Whether it’s their immaculate choices for covers or original compositions, I come back to The Dollyrots when I need a bit of sun-soaked (but still horror-themed-leaning) levity in my rocking. I’m typically not drawn to pop-punk, but the L.A. by way of Florida Dollyrots have had such a pervasive optimism through their catalog that my brain doesn’t recognize them as such. The musical cues are correct, the fashion is in-line, and the attitudes are present, but The Dollyrots seem more honest and fun, and definitely more like people I’d hang out with. Pop-punk is supposed to be fun, that’s the draw.

New album Night Owls seems like it was written just for my specific existence in 2023, coming out of the pandemic and realizing that I am too old for some of the lifestyle choices I adopted in my 20s, that were getting in the way of me living. Time is cruel, but I, like The Dollyrots, am doing my best to embrace aging gracefully.

Lead single “When We’re Sober” addresses this in the band’s signature soundscape of aggressive positivity. Bassist and singer Kelly Ogden has this to say about the track:

“When We’re Sober” isn’t an anti-drinking song, and it’s not a pro-drinking song. It’s more about acknowledging how easy it is to lose control of something when you aren’t aware of your own tendencies.”

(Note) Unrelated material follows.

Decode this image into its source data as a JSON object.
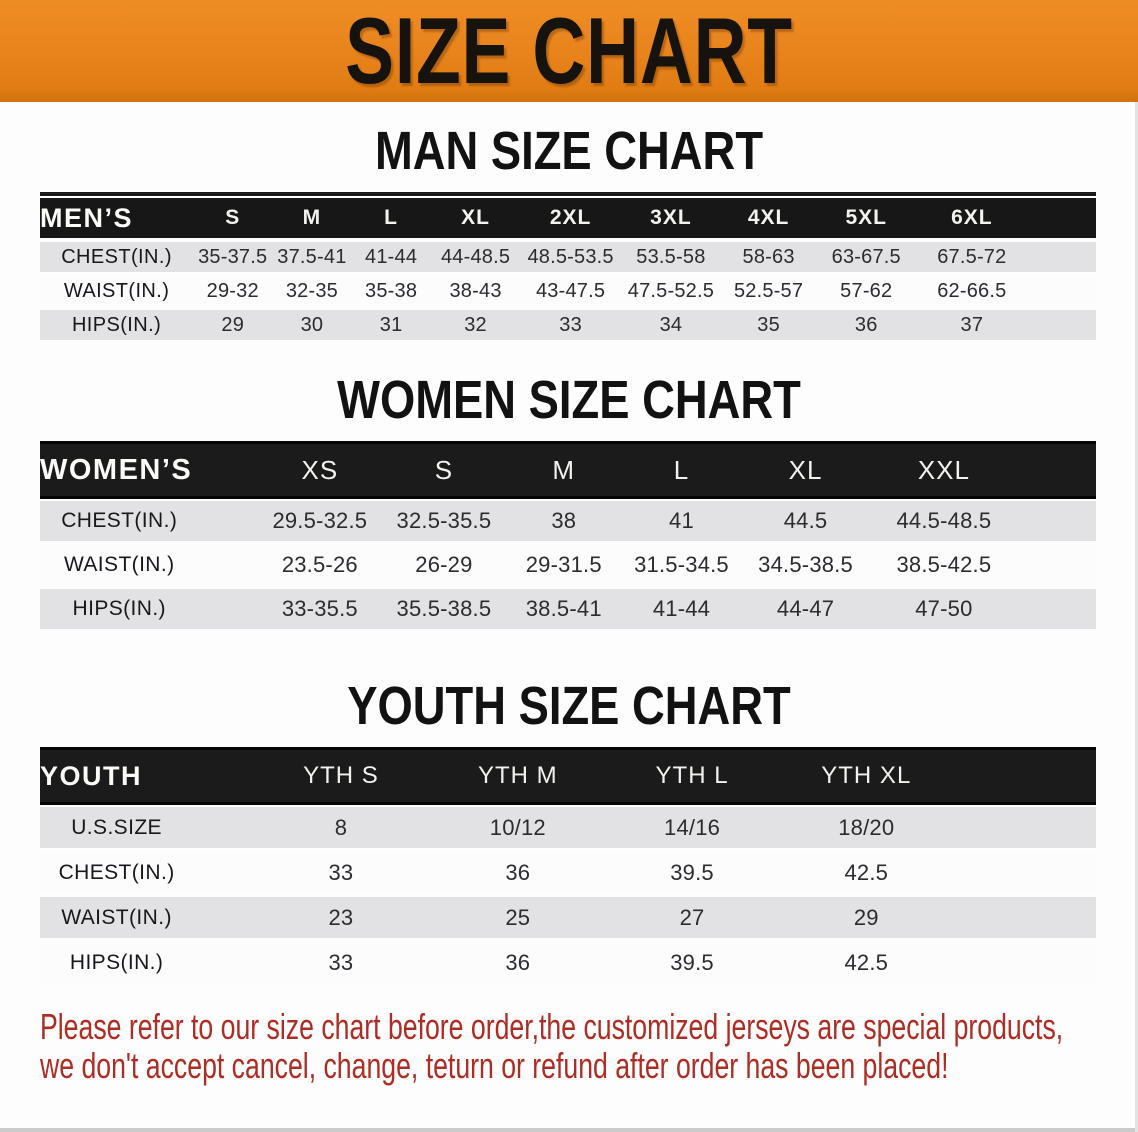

I’ve rarely, if ever, had so much fun getting life lessons by way of sharing the experiences of other adults. Forever a night owl myself, my adulting responsibilities have shifted when I sleep. I’m not sure if I like waking up with the sun instead of realizing I should be going to bed because the sun is rising, but alas. The title track, “Night Owl” is such a happy bop that it could be a fantastic “get me ready for my day” anthem.

Track “Hot Mom With The Skinny Pants On” happens when you are “Stacy’s Mom.” It’s clever and of-the-moment, while acknowledging the history and attitudes of the sub-genre. The Dollyrots have always had a pretty great sense of humor with a healthy dose of self-confidence, as evidenced by the band’s top streaming tracks, the title track and their most beloved cover, “Brand New Key,” a hit single from 1971 by American folk music singer Melanie, both from the 2007 album Because I’m Awesome. The final track on Night Owls (13, of course!) is a very clever reworking of Billy Bragg’s incredible “A New England.” I emphasize reworking as opposed to covering, because Kelly Ogden sings and reworks the lyrics that Bragg had written from a male perspective to a female perspective. It changes the meaning of the entire song. It’s wonderful!

There’s a trend in punk and metal bands over the past few years, where the kids in concert audiences are invited onstage to belt out lyrics along with the band. I have witnessed this personally at Dropkick Murphys and Volbeat shows. The Dollyrots’ tour closer back in their home state of Florida included the kids part, to many attendees’ enjoyment! Is it realistic that these bands have a fanbase with kiddos of their own and want to be inclusive, family friendly? Of course! Is it still weird to see? It is for this author.

Night Owls was released on Friday the 13th back in October, and it’s a fitting date for any Dollyrots album to be available to the public. It fits the band’s whole image! You may wonder why I am reviewing an album so much later, and I have that answer. Night Owls is the perfect escape from the incessant corporate machine that the good ole USA has become leading up to The Holidays. So, put your headphones on while you shop, and listen to this instead of Christmas music for two solid months. You will be very glad you did, and your holiday cheer may be intact by the time you actually need to share it with your loved ones. Happy Holidays!